Divergência Política


Presidente da Comissão de Meio Ambiente critica Salles por 'desmonte'

Contarato também acusou o governo de não promover ações que cobrem as empresas do agronegócio que devem R$ 200 bilhões em tributos

Brasil - O ministro do Meio Ambiente, Ricardo Salles, e o presidente da Comissão de Meio Ambiente (CMA), senador Fabiano Contarato (Rede), demonstraram ter visões totalmente divergentes sobre a condução da atual política ambiental no país, durante a reunião da comissão que investiga as causas dos incêndios no Pantanal, nesta terça-feira (13).

Para Contarato, Salles "já conseguiu entrar para a História do Brasil", por, no seu entender "promover um desmonte de proporções inimagináveis" das políticas ambientais.
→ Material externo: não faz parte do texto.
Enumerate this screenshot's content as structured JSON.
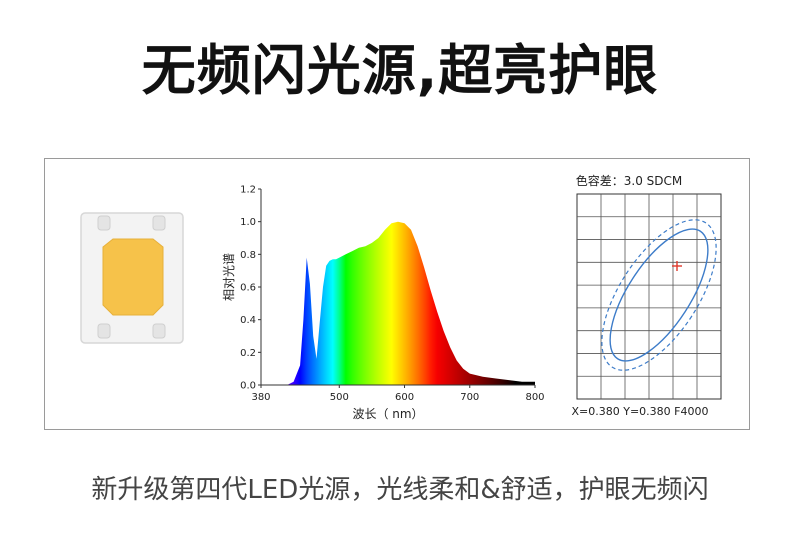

"Ele está desmontando o Ministério do Meio Ambiente (MMA). Acabou com o Plano de Combate ao Desmatamento, com a Secretaria de Mudanças Climáticas e com o Departamento de Educação Ambiental, que só foi restituído um ano depois. Criminaliza ONGs e prolifera agrotóxicos. O governo nada faz para cobrar empresas do agronegócio que devem R$ 200 bilhões em tributos. A população indígena é dizimada. E o que ocorre no Pantanal é uma tragédia anunciada. O Brasil não cumpre o Acordo de Paris, e o aumento do desmatamento na Amazônia subiu 145%. O Código Penal é claro, quando diz que a omissão é penalmente relevante quando o agente tem por lei a obrigação da proteção, vigilância e cuidado", criticou Contarato.

O senador também lamentou profundamente que o governo culpe os índios pelas queimadas.

Na resposta, Salles negou que esteja "desmontando" o MMA. Ele disse que já recebeu o Ministério "desmontado" pelos governos anteriores e o que faz agora é "colocar o cidadão brasileiro no centro dessas políticas".

"Nós recebemos este desmonte, que foi feito antes de nós. Recebemos o Ibama e o ICMBio [Instituto Chico Mendes de Conservação da Biodiversidade] com 50% do quadro de pessoal faltando, orçamentos deficitários e problemas graves de infraestrutura. Estamos tentando, em meio ao caos que herdamos de governos passados, caos de gestão, econômico e de corrupção, estamos tentando arrumar a casa com os recursos que temos", disse o ministro.

Conselho

Em resposta à senadora Simone Tebet (MDB-MS), Salles disse ser contra a sugestão de incluir o Pantanal, ainda que temporariamente, no Conselho da Amazônia, que é conduzido pelo vice-presidente da República, Hamilton Mourão. Para o ministro, a inclusão "não trará consequências práticas" no combate aos incêndios no Pantanal. Além disso, explicou, o presidente da República tem a prerrogativa de deslocar as Forças Armadas com esse fim "nos momentos necessários".

Como autora da sugestão para que o Pantanal seja incluído no Conselho da Amazônia até 2025, Simone disse esperar que Bolsonaro aceite a proposta, o que permitirá não apenas combater incêndios num período de estiagem muito forte, mas também executar uma série de políticas públicas, produzir investimentos socioeconômicos e levar desenvolvimento científico-tecnológico para a região, defendeu. Senadores da comissão realizam gestões, tentando uma reunião pessoal com o presidente Jair Bolsonaro na semana que vem, quando defenderão a publicação do decreto incluindo o Pantanal no Conselho da Amazônia.